The ongoing conflict in Sudan has resulted in significant loss of life, with over 600 people killed and more than 5,000 injured. The situation is dire, with tens of thousands of people trapped indoors and running out of essential supplies such as food, water, and medicine. Health services are struggling, with several hospitals closing due to a shortage of medical supplies. As a result, almost one million people have fled their homes, seeking refuge in other states in Sudan and neighbouring countries.

Kurt Tjossem, IRC Vice President for East Africa, said,

“IRC staff at the borders with Sudan have reported thousands of refugees living in makeshift tents with limited access to clean water and sanitation. Efforts are underway to transfer them to neighbouring existing camps, but the large numbers of people make this a challenging task. We know there are many uncertainties for people right now, but one thing that’s clear is the needs are immense, immediate and will be for a long time. The longer they remain in these conditions, the more vulnerable they become to disease, hunger, and other hardships.” 
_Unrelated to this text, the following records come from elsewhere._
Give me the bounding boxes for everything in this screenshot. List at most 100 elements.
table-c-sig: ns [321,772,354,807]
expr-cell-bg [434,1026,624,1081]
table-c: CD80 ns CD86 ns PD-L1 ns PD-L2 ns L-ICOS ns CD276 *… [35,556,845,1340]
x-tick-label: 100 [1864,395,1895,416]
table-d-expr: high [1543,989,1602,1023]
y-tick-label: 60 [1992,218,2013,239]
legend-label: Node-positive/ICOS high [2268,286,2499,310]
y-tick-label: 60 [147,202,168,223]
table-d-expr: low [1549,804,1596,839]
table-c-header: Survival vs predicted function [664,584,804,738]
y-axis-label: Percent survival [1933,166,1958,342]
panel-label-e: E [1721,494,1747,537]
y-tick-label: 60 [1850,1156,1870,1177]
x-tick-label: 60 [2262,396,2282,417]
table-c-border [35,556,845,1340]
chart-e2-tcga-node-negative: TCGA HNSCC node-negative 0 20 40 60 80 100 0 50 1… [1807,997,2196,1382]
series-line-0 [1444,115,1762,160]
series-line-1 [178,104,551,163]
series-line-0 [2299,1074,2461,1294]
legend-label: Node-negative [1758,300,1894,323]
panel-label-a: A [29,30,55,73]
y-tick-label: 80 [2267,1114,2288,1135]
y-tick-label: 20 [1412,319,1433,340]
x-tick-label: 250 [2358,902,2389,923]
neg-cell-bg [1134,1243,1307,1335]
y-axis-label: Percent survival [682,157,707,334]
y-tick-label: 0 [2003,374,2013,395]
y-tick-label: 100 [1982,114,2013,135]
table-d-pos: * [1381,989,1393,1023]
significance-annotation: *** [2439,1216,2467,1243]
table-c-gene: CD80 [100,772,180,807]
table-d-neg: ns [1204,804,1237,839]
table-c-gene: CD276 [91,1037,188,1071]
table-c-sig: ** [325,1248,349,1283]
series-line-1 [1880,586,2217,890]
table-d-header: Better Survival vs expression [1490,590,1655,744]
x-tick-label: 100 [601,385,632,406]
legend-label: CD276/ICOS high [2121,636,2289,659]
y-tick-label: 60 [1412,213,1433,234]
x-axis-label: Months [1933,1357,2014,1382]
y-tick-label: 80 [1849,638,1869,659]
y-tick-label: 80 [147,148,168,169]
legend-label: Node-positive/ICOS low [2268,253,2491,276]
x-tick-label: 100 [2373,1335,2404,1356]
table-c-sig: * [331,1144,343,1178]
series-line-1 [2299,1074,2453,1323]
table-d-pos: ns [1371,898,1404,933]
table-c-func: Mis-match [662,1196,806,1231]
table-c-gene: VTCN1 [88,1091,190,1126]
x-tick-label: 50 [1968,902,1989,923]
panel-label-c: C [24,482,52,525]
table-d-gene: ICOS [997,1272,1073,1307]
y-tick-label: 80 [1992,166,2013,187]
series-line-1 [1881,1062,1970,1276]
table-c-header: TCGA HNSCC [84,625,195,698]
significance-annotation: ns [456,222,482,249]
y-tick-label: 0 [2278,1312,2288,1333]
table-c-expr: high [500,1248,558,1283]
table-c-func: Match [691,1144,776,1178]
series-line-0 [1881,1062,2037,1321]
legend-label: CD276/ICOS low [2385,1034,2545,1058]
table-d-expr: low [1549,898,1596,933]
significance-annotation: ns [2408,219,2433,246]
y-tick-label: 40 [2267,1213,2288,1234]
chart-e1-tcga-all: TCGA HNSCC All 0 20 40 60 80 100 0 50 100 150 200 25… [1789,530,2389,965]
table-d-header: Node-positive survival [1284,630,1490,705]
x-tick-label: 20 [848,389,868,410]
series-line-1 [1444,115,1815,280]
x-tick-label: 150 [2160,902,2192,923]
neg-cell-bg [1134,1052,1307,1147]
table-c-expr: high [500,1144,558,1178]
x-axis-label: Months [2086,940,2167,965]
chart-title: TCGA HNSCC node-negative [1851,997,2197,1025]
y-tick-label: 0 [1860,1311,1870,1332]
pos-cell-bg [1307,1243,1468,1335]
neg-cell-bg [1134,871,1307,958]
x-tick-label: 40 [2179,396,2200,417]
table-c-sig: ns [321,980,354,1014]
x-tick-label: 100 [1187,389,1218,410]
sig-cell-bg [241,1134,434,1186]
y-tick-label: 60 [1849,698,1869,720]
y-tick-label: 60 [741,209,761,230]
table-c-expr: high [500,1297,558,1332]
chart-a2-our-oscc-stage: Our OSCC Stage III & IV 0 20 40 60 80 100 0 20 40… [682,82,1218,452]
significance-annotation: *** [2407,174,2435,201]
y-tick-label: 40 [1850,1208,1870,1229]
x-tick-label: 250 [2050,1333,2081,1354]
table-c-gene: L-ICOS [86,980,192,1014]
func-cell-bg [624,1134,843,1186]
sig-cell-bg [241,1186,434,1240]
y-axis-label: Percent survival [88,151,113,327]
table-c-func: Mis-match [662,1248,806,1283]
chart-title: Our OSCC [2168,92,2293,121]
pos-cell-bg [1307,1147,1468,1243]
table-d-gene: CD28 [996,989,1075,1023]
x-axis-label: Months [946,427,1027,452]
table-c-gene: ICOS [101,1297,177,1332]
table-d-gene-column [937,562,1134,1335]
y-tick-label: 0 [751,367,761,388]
The humanitarian situation in Sudan will continue to deteriorate unless all parties to the conflict prioritize the protection of civilians and ensure they have unrestricted access to lifesaving humanitarian aid. With more than 200,000 people already displaced into neighbouring countries like Chad and South Sudan, it is critical that the low-income fragile countries who are providing this refuge are better supported by the international community, especially by fully funding their humanitarian response plan. 

Humanitarian agencies like IRC are facing obstacles and attacks that prevent us from reaching and providing aid to those in need. The IRC's efforts to provide water, health care, and protection services to those who have fled the conflict are vital and must continue.

It was crucial for the Jeddah ceasefire negotiations to expand discussions to include respecting international humanitarian law, protecting civilians, and ending human rights violations which parties need to adhere to on the ground. Ultimately this crisis will not abate until the conflict comes to a stop, which will require bringing not only the warring parties to the table, but also the civil society and women-led organizations whose buy-in will be critical to ensuring a lasting peace.